Restoration of alveolar type II cell function contributes to simvastatin-induced attenuation of lung ischemia-reperfusion injury

Abstract

Alveolar type (AT) II cells transdifferentiate into ATI cells and as such represent a promising source for regenerating lung epithelium following lung injury. ATII cells are characterized by the presence of lamellar bodies (LBs), which store and secrete the surfactant protein-C (SP-C). Lung ischemia-reperfusion injury (LIRI) causes a distinct impairment of the ATII cell function, subsequently hindering lung repair by loss of ATI transdifferentiation. In this study, we provide new evidence that the 3-hydroxy-3-methylglutaryl coenzyme A (HMG-CoA) reductase inhibitor simvastatin may restore the function of impaired ATII cells in vitro and in vivo. ATII cell lines, A549 (human) and MLE-12 (mouse), were subjected to hypoxia-reoxygenation (H/R) injury. Simvastatin pretreatment at low (5-20 μM), but not high (50-100 μM) doses markedly reduced apoptosis and increased proliferation and SP-C expression.
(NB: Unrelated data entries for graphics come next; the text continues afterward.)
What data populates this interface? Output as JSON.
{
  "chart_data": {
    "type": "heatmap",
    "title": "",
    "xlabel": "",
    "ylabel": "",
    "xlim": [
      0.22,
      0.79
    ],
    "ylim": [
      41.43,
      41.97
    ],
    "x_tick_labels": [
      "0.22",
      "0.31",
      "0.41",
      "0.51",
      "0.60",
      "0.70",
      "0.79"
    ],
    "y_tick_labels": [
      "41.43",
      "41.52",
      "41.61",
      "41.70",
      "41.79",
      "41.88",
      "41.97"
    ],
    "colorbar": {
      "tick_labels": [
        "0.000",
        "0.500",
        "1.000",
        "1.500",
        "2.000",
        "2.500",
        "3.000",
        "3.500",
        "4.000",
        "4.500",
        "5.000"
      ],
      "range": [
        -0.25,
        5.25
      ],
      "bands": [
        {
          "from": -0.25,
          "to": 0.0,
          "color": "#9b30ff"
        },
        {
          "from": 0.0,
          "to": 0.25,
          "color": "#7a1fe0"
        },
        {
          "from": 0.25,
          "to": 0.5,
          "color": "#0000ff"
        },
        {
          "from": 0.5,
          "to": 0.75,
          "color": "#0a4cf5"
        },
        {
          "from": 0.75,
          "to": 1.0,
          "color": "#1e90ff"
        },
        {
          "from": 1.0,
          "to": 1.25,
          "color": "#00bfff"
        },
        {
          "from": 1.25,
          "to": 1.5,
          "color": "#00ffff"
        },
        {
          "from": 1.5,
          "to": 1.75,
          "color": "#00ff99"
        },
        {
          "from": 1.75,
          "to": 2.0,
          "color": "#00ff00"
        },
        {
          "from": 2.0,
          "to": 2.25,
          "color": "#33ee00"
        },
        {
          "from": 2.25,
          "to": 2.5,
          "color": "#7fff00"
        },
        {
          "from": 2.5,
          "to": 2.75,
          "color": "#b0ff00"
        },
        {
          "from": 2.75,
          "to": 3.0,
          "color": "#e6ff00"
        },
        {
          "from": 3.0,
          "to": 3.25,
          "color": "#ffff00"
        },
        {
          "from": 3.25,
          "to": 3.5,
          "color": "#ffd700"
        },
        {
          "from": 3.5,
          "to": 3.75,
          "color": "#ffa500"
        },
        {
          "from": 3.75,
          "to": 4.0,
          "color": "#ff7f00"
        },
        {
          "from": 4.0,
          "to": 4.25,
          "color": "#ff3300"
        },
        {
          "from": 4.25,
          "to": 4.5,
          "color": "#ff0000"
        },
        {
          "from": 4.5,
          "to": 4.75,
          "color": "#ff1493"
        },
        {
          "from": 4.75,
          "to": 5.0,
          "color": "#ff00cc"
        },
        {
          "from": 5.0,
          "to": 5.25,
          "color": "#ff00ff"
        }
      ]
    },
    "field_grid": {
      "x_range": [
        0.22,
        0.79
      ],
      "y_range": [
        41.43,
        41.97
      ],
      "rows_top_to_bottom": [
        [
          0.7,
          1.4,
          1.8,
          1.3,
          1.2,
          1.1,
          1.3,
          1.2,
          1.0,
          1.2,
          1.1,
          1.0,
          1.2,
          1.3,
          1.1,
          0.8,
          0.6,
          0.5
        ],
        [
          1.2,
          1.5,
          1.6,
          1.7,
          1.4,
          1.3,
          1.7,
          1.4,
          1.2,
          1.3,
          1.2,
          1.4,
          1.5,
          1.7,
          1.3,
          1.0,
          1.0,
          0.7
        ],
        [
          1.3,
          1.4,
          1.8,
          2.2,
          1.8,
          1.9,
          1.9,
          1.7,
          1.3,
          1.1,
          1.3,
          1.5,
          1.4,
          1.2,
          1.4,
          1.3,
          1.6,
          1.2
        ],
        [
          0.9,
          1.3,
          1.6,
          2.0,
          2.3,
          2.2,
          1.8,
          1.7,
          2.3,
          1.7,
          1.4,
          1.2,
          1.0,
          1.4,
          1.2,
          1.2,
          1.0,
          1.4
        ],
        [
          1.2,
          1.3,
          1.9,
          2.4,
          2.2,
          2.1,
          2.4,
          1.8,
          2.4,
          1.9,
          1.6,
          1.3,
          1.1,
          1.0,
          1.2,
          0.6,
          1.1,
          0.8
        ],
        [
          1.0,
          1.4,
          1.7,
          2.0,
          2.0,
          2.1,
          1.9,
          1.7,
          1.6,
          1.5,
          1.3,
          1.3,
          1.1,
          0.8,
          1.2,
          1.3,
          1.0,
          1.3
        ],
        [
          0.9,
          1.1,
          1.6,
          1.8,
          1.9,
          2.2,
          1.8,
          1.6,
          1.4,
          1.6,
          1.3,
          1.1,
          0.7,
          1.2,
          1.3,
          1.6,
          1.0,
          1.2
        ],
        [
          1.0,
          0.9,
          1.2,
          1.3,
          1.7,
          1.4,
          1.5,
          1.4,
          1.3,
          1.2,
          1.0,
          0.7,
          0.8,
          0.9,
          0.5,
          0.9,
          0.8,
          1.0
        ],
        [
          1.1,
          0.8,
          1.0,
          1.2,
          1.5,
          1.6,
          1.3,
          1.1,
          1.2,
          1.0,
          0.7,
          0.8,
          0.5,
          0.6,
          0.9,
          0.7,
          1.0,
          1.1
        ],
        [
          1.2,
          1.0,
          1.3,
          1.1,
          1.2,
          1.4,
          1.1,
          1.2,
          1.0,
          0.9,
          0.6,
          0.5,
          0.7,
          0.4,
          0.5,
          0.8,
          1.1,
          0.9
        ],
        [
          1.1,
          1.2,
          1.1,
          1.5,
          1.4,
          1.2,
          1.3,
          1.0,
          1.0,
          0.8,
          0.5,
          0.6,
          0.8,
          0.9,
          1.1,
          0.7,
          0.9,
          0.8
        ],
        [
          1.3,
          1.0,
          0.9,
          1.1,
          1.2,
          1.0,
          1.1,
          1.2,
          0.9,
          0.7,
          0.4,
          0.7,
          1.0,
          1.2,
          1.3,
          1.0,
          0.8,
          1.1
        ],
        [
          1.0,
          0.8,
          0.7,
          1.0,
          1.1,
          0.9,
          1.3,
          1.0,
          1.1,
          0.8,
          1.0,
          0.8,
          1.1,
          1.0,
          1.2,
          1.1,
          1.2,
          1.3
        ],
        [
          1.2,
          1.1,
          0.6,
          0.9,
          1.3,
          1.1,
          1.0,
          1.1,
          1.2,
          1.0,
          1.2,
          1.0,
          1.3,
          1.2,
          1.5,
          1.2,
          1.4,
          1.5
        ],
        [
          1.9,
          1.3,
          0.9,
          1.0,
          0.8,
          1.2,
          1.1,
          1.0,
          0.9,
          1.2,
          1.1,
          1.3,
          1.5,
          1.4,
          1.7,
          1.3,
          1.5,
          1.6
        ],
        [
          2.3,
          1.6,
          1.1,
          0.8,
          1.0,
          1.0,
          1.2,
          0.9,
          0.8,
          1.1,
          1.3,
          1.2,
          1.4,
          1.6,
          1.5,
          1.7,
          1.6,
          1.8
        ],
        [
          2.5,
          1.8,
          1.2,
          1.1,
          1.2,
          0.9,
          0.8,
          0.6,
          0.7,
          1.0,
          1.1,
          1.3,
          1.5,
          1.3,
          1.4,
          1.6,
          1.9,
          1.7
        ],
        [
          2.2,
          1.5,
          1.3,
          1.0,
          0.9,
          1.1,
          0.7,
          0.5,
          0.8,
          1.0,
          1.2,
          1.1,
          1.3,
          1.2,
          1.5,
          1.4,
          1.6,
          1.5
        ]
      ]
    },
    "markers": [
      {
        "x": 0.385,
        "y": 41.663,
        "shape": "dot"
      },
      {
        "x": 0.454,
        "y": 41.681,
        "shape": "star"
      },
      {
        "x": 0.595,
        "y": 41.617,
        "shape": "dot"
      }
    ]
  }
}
In a rat lung ischemia-reperfusion (I/R) model, simvastatin treatment also increased ATII cell proliferation in vivo, as demonstrated by proliferating cell nuclear antigen/SP-C double staining. Transmission electron microscopy revealed that the number and volume density of LBs were significantly increased in the simvastatin-treated rat lungs. The protective effects of simvastatin were reversed in vitro by PI3-kinase (PI3K) inhibitors wortmannin and L-mevalonate, indicating that the PI3K/Akt and mevalonate pathways may be involved in simvastatin-induced ATII cell function restoration. These data demonstrate that an appropriate dose of simvastatin has a protective effect on LIRI in vitro and in vivo, due at least partially to restored ATII cell function via the HMG-CoA reductase pathway-dependent activation of PI3K/Akt signaling in a mevalonate pathway-dependent manner.